A neat discovery recently was Hart’s Rules for Compositors and Readers at the University Press, Oxford (Oxford: Oxford University Press, 38th ed. 1978), the handbook for transforming inconsistent manuscript into the beauty that is the traditional Oxford appearance, which is continued today most notably in the Clarendon Press offerings. Originally written by typesetter Horace Hart in 1864, the work circulated internally at OUP, with some government officials and friends of employees occasionally geting a copy. In 1914, this arcane text was somewhat unwillingly made available to the public at last:
Recently, however, it became known that copies of the booklet were on sale in London. A correspondent wrote that he had just bought a copy at the Stores
; and as it seems more than complaisant to provide gratuitously what may afterwards be sold for profit, there is no alternative but to publish this little book.
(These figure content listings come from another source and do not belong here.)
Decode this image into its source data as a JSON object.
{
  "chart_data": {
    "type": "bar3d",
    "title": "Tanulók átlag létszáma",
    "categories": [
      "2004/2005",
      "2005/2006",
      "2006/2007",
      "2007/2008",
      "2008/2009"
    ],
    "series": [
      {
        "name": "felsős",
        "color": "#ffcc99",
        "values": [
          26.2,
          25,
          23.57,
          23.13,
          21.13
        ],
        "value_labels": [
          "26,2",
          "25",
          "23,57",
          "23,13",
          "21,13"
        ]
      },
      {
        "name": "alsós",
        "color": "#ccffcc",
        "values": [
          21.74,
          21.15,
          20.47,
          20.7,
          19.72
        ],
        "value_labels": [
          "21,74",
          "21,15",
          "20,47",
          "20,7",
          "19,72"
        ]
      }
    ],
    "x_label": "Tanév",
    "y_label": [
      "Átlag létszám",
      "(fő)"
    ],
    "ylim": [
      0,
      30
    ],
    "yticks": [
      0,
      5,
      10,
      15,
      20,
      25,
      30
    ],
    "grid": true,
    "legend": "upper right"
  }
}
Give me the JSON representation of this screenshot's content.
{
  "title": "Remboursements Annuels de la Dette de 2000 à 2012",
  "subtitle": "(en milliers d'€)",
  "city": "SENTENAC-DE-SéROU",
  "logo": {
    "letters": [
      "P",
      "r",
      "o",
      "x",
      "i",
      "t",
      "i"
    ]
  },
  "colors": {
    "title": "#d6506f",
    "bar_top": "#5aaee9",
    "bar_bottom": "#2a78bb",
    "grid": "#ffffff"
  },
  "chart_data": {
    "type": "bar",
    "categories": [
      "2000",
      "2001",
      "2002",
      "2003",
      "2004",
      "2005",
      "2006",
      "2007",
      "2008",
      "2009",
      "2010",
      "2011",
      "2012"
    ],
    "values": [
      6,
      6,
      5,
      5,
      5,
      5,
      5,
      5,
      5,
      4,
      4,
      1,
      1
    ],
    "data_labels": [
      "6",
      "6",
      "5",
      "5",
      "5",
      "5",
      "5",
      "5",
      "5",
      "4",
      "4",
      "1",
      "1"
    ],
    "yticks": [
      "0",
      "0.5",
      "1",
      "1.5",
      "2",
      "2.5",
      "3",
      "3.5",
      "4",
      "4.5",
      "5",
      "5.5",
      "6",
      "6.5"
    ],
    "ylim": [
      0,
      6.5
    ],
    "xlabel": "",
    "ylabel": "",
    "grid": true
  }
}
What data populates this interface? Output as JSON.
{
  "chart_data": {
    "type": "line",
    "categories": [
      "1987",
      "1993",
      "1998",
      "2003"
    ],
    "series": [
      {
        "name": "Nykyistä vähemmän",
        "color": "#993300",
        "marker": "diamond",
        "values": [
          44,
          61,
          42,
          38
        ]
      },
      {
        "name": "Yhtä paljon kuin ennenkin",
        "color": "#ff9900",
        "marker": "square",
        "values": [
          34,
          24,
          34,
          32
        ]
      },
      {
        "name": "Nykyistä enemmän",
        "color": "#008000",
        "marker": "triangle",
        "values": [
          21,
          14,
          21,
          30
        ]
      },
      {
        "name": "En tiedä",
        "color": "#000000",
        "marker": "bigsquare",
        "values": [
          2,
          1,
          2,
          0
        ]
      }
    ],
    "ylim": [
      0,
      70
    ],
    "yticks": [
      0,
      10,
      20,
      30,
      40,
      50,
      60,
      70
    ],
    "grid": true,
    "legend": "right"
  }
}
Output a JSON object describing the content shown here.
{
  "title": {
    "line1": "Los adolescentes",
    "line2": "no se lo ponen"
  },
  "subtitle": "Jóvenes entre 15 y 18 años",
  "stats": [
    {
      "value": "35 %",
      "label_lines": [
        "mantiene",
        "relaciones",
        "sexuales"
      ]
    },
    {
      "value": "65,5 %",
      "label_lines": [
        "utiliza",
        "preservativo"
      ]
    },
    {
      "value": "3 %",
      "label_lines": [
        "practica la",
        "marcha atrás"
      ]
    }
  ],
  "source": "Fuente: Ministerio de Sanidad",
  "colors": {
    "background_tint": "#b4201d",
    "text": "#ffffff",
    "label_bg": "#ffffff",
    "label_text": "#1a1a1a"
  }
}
Besides the expected rules for how to use punctuation in English texts, which to choose from when there are alternative forms (e.g. ‘ambience’ versus ‘ambiance’), how to space the material, and so forth, it also contains advice on various languages. There’s hyphenation rules and guidelines for italics in Russian, Greek, Italian, French, Spanish, Portuguese, and even Catalan. Owing to the long survival of ‹œ› in British publications I would have never noticed that the ligature is to be used only in Old English and French, replaced by two letters in Latin and Greek words.
Of course, coming from a pre-computing epoch where all that matters is the final printed result, much of its advice is horrifying to one who has come to appreciate the split between semantic meaning and graphic appearance in Unicode. For example, in the chapter ‘Oriental Languages in Roman Type’ we find:
In Semitic languages ‛ain and hamza/’aleph are to be represented by a Greek asper and a lenis respectively.
If one is typesetting a document in XML that is meant to have both print and database output, then obviously this using a Greek Unicode position for Semitic material will create difficulties in searching and in transforming data.
Still, the 38th edition clearly includes many contemporary additions. A clever guideline in the chapter on musical works is that ‘ring-modulator’ must have a hyphen, evidently some work had previously been written on Stockhausen where it was necessary to make this decision.
The work has been updated since the version I found in University of Helsinki’s library, with the thirty-ninth edition coming in 1983, and then the traditional title seemingly superseded by the Oxford Guide to Style in 2002 and New Hart’s Rules: The Handbook of Style for Writers and Editors in 2005. None, however, resolves the issue of creating semantically perfect text.